Gaps and inaccuracies in Napoleon will annoy those looking for historical accuracy, just as Scott’s other epic movie Gladiator (2000) was no lesson about the Roman emperor Commodus’ reign. There was a moment, however, at the end of Napoleon that jarred. According to the film, Napoleon Bonaparte’s last words on his deathbed were: ‘France..Army..Josephine’. This sounded strange to me.
I went to school in Haiti, a country that had once been a French colony called St Domingue, where slavery was abolished after local struggles in the wake of the French revolution in 1793. A Black general named Toussaint Louverture soon rose to become the governor of the colony and defended it with great success against the British and the Spanish. Napoleon Bonaparte became First Consul and, perhaps under the influence of his white creole wife Josephine, decided to re-instate slavery in all French colonies. In 1802, he sent a fleet headed by his brother-in-law, the general Leclerc, together with his sister Pauline and sixty thousand troops to St Domingue to eliminate Toussaint Louverture and force the people back into shackles. Before being betrayed and arrested, however, Toussaint Louverture had suggested to Napoleon to export the French revolution to the rest of the Americas by rallying Black support through the promise of freedom. His advice was rejected.
One of my memories of primary school is a history lesson in my fifth year. It was a cool day, one when you didn’t need the ceiling fans on. I looked at the black and white drawings of Toussaint Louverture, first as a decorated general riding his splendid horse, and then as a wretch, a Black man freezing in front of an empty fireplace in a lonely cell on top of a snowy mountain. It was heart-breaking. Having lived my whole life in the Tropics, I couldn’t imagine a worse fate than death by cold. Toussaint Louverture died alone in 1803 after being imprisoned in Fort de Joux for only eight months. By 1804 Napoleon Bonaparte had lost his American ambitions together with his troops in St Domingue. His defeat in what became Haiti led to France selling Louisiana to the United States.

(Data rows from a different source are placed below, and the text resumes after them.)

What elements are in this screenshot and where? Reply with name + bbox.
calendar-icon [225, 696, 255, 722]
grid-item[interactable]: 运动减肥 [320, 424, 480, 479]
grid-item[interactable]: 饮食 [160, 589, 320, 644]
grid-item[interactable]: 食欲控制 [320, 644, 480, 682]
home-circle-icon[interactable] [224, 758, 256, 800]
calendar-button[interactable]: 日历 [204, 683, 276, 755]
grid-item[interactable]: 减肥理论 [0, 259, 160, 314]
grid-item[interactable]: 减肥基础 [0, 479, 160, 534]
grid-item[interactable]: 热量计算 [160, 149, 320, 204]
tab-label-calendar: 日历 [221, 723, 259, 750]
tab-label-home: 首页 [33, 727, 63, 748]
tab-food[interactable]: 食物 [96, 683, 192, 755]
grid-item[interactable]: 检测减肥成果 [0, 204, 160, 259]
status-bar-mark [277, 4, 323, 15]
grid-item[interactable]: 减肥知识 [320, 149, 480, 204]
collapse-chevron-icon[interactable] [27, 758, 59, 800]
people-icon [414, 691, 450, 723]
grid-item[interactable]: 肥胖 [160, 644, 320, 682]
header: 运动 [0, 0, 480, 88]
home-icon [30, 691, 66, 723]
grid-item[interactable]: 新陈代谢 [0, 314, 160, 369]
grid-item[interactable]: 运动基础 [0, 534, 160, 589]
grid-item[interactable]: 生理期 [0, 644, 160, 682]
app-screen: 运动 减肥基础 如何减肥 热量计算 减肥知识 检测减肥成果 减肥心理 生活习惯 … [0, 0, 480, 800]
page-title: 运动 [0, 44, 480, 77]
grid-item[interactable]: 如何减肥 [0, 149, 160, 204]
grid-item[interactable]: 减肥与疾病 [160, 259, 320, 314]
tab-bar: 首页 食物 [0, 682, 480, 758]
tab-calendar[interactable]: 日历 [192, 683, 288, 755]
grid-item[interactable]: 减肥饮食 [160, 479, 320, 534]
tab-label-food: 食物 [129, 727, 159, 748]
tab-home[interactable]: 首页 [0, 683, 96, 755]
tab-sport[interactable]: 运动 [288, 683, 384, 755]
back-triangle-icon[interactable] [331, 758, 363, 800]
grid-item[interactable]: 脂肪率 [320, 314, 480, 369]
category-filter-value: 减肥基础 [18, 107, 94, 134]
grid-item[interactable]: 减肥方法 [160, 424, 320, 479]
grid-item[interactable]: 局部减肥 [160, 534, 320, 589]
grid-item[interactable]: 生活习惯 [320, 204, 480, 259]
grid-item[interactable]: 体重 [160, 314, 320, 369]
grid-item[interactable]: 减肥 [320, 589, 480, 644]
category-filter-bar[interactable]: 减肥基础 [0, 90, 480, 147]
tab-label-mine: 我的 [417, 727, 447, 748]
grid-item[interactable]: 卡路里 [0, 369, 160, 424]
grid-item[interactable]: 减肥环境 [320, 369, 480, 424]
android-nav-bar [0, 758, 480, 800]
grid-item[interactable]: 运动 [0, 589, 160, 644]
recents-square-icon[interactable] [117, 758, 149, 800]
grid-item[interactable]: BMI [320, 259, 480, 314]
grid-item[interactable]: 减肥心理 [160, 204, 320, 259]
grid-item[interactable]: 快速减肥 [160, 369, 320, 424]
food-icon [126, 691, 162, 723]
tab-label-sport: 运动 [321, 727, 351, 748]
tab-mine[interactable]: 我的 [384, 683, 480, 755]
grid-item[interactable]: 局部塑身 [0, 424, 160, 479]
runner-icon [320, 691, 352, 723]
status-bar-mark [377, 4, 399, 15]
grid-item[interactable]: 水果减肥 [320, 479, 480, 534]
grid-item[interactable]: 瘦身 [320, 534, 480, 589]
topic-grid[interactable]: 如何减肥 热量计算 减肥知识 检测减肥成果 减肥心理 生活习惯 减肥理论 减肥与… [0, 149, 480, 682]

It was only fitting that the man who sent the Haitian hero to die in the cold, was condemned himself to die on a hot, rocky island off the coast of Africa. His last words, as I and generations of Haitians have been told, were ‘If only I had listened to Toussaint.’
Famous last words have always been useful in validating a history. Who knows what Napoleon Bonaparte or Toussaint Louverture whispered in their dying breaths? For Ridley Scott and the film’s writer David Scarpa, that last line provides a tidy end to their story. As for me, I’ll go on remembering what I learned at school.